Aziende come community, la ricetta giusta contro la sindrome da lavoratori di serie A e B
Il tasso di occupazione in Italia è aumentato, ma molti italiani si lamentano del loro lavoro. Come superare una dicotomia del genere? Alessandro Raguseo, Ceo di Reverse, propone la sua ricetta.

Molto spesso la percezione conta di più della realtà, anche quando si parla di smart working. Se è infatti importante prevedere un tipo di benefit del genere per rendere più semplice la vita a molte lavoratrici e lavoratori, è altrettanto vero che ci sono mansioni impossibili da svolgere a distanza. Bisogna insomma fare molta attenzione a non alimentare la sensazione sempre più diffusa tra la gente che esistano lavori di serie A e di serie B. Da una considerazione del genere parte la riflessione di Alessandro Raguseo, Ceo della società di headhunting Reverse, che propone una ricetta per riallineare questa sorta di gap tra i dati reali e quelli percepiti.
Il manager dell’importante azienda, che offre servizi di headhunting e consulenza HR anche a realtà operanti fuori dai confini nazionali, cita un sondaggio dell’Istituto Piepoli intitolato “Tableau de bord, la condizione dell’occupazione e del lavoro in Italia”.
La ricerca ha coinvolto un campione di 500 lavoratori e ha mostrato come il 67% tra gli uomini e il 59% tra le donne sia consapevole dell’aumento del tasso di occupazione in Italia nell’ultimo anno: ciononostante, quattro su dieci di loro avrebbero lamentato un peggioramento della qualità del lavoro.
«Da cosa dipende questa percezione?», si è domandato Raguseo, che ha ipotizzato: «Forse a causa della tipologia di benefit che vengono messi a disposizione, che ad oggi vertono molto spesso su settimana corta e smart working», si crea una distanza causata «dalla natura di molte professioni.
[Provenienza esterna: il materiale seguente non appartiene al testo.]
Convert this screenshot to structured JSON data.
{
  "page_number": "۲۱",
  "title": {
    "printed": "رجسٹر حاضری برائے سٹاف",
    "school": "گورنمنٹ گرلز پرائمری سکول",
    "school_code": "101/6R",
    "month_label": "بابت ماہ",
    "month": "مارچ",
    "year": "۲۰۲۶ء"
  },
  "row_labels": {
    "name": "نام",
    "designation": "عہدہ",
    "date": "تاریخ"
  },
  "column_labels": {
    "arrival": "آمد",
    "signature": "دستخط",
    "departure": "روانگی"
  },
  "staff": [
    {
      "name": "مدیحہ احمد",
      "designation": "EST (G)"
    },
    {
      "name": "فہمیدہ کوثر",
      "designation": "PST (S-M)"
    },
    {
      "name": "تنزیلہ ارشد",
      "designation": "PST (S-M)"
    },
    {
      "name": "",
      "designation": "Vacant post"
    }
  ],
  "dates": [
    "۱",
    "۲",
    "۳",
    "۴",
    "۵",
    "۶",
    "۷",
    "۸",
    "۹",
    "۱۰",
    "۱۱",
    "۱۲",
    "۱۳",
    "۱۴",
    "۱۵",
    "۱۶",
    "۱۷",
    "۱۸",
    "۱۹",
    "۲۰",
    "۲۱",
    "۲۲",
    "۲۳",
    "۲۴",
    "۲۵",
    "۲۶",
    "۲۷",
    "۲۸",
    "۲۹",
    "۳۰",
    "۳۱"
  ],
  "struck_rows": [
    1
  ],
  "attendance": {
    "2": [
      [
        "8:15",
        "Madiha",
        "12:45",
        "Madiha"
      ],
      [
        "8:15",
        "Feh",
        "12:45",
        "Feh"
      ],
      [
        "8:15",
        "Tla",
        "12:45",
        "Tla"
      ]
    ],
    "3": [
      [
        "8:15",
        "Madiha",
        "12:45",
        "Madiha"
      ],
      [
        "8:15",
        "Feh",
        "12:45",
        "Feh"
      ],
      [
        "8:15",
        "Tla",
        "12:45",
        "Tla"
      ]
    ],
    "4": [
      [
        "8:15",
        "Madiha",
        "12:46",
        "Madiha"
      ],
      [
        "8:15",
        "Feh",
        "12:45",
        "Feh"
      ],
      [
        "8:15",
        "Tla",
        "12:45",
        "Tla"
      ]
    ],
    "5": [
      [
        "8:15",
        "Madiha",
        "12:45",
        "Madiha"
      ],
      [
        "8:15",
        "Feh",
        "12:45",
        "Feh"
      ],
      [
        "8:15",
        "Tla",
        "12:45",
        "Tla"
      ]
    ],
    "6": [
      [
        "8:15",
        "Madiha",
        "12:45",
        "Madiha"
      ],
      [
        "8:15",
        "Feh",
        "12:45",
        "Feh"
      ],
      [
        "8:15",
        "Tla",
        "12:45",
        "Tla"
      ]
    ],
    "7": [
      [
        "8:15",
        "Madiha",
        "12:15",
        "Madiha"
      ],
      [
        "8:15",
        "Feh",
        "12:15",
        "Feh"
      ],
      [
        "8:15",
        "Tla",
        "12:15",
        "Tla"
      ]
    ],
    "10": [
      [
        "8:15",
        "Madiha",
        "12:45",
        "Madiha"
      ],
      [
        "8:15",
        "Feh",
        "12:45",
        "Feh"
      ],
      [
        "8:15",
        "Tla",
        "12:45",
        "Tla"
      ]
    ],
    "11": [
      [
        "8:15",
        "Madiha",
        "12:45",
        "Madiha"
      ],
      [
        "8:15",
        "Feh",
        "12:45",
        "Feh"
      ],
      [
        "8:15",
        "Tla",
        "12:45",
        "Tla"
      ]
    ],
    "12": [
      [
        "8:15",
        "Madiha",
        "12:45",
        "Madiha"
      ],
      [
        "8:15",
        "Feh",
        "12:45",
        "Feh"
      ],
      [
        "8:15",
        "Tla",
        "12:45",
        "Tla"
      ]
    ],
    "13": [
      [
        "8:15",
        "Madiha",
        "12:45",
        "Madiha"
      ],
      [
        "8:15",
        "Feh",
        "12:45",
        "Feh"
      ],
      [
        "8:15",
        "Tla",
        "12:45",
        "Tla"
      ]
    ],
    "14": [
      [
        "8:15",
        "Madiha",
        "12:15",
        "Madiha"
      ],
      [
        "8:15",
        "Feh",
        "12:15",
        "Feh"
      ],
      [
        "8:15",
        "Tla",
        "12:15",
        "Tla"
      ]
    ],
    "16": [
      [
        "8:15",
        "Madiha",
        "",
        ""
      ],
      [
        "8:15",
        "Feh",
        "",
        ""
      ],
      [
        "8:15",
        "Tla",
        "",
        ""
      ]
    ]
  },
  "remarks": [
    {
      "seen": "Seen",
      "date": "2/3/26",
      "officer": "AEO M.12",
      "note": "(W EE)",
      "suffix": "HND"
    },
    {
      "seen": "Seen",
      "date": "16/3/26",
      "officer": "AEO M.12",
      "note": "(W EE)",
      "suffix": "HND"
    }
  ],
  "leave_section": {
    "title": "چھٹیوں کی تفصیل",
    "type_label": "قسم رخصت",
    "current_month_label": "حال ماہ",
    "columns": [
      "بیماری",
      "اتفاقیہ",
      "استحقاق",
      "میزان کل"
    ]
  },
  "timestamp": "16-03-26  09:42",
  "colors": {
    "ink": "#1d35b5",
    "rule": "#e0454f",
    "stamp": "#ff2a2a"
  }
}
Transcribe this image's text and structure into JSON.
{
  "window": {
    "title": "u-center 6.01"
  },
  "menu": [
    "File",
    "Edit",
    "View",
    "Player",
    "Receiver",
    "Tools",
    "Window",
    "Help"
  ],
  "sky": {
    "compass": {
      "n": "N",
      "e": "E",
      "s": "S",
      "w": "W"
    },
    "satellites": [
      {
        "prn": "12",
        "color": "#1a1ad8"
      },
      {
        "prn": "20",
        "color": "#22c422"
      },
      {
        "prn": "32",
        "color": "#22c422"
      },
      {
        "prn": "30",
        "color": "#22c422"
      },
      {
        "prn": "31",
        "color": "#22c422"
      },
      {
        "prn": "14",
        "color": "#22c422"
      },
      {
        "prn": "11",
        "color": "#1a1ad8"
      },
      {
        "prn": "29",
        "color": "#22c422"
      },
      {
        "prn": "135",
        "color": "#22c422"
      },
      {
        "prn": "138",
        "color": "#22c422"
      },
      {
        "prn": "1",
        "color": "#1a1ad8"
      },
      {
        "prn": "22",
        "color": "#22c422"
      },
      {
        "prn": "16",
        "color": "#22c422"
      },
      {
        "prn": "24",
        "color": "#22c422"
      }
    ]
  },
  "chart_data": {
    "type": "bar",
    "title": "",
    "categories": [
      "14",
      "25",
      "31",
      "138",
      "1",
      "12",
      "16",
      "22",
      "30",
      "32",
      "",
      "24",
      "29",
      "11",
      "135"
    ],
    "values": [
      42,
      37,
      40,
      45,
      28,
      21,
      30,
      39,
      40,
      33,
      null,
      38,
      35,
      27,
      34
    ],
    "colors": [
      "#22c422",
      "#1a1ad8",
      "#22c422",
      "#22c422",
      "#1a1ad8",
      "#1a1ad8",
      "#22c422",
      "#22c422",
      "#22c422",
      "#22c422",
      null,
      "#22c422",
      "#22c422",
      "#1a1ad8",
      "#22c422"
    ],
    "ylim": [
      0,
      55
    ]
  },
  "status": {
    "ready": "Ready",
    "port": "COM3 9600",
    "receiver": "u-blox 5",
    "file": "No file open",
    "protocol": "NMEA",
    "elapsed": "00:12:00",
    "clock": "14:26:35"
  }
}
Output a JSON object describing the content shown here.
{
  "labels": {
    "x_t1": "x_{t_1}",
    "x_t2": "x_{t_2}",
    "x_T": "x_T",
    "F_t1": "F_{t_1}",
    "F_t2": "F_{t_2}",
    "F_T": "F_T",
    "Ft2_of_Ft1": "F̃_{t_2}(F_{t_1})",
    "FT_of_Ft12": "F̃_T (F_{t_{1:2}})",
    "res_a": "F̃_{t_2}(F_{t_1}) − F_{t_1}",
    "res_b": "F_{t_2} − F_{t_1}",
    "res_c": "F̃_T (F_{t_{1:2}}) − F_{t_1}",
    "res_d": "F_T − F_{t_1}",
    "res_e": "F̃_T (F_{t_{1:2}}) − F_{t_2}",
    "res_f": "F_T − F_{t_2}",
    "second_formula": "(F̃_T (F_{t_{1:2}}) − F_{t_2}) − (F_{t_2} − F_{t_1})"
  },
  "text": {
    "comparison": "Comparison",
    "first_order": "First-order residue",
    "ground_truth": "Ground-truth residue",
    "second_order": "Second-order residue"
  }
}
Operai, lavoratori del servizio terziario e molti altri certamente non possono aspirare a lavorare da casa, e anche le aziende non potranno mai fermare la produzione per 3 giorni consecutivi pena la diminuzione del business e, in conseguenza poi, probabilmente minore capacità di ampliarsi e di assumere. Bisogna riflettere su una base territoriale manifatturiera ed operaia per capire realmente cosa è possibile fare per il benessere di tutti gli attori coinvolti».
Per il Ceo di Reverse, insomma, l’esempio di questi ultimi giorni di grandi big tech che richiamano i propri dipendenti in sede, se non previo accordi ad personam, riporterebbe il mercato del lavoro ad una realtà fondamentale: in un’azienda è necessario creare «un clima di collaborazione che tenga conto delle esigenze delle persone, ma che al contempo non crei lavoratori di serie A o di serie B».
A sostegno del suo ragionamento, Raguseo ricorda anche quanto affermato di recente da Mario Draghi nel suo Report sulla competitività: «E’ necessario comprendere quali sono gli elementi che da ambo le parti permettano rispetto e garantiscano allo stesso tempo maggiore produttività, altrimenti – come espresso nel report stesso- se non ci sarà un cambio di rotta, il rischio è quello di essere attivamente produttivi in termini di PIL solo fino al 2050, rischiando poi un arresto della crescita economica».

Del resto, prosegue il Ceo, la cesura prodotta dalla pandemia da Coronavirus non è più sanabile: «Prima del Covid l’azienda era troppo “padrona” – basata su modelli che necessariamente dovevano essere superati e sostituiti e che vedevano lavoratori troppo passivi ma, a seguire, la tendenza è stata quella di avere aspettative non in linea con la sostenibilità di un’azienda. Se da una parte è corretto il cambio del paradigma e che i lavoratori abbiano un ruolo di contrattazione attivo, è vero che dovremo tutti comprendere che è necessario trovare un equilibrio che permetta di continuare a crescere in maniera sana e funzionale. E questo è un po’ il ruolo che gli HR si stanno assumendo in questo periodo di transizione e di cui siamo testimoni».
Come superare, quindi, la dicotomia di fondo tra numeri e desideri, ossia aiutare davvero le aziende a prendere le giuste decisioni per il bene di tutti?
Per Raguseo la soluzione ideale è basarsi sull’ascolto del proprio personale, ossia «riuscire a trasmettere ai propri collaboratori le motivazioni delle scelte aziendali, creando una community collaborativa in grado di definire un ecosistema produttivo e funzionale per tutti».
In definitiva, conclude il il Ceo di Reverse, «farsi trascinare dai trend o affidarsi a chimere poco realiste non serve a niente».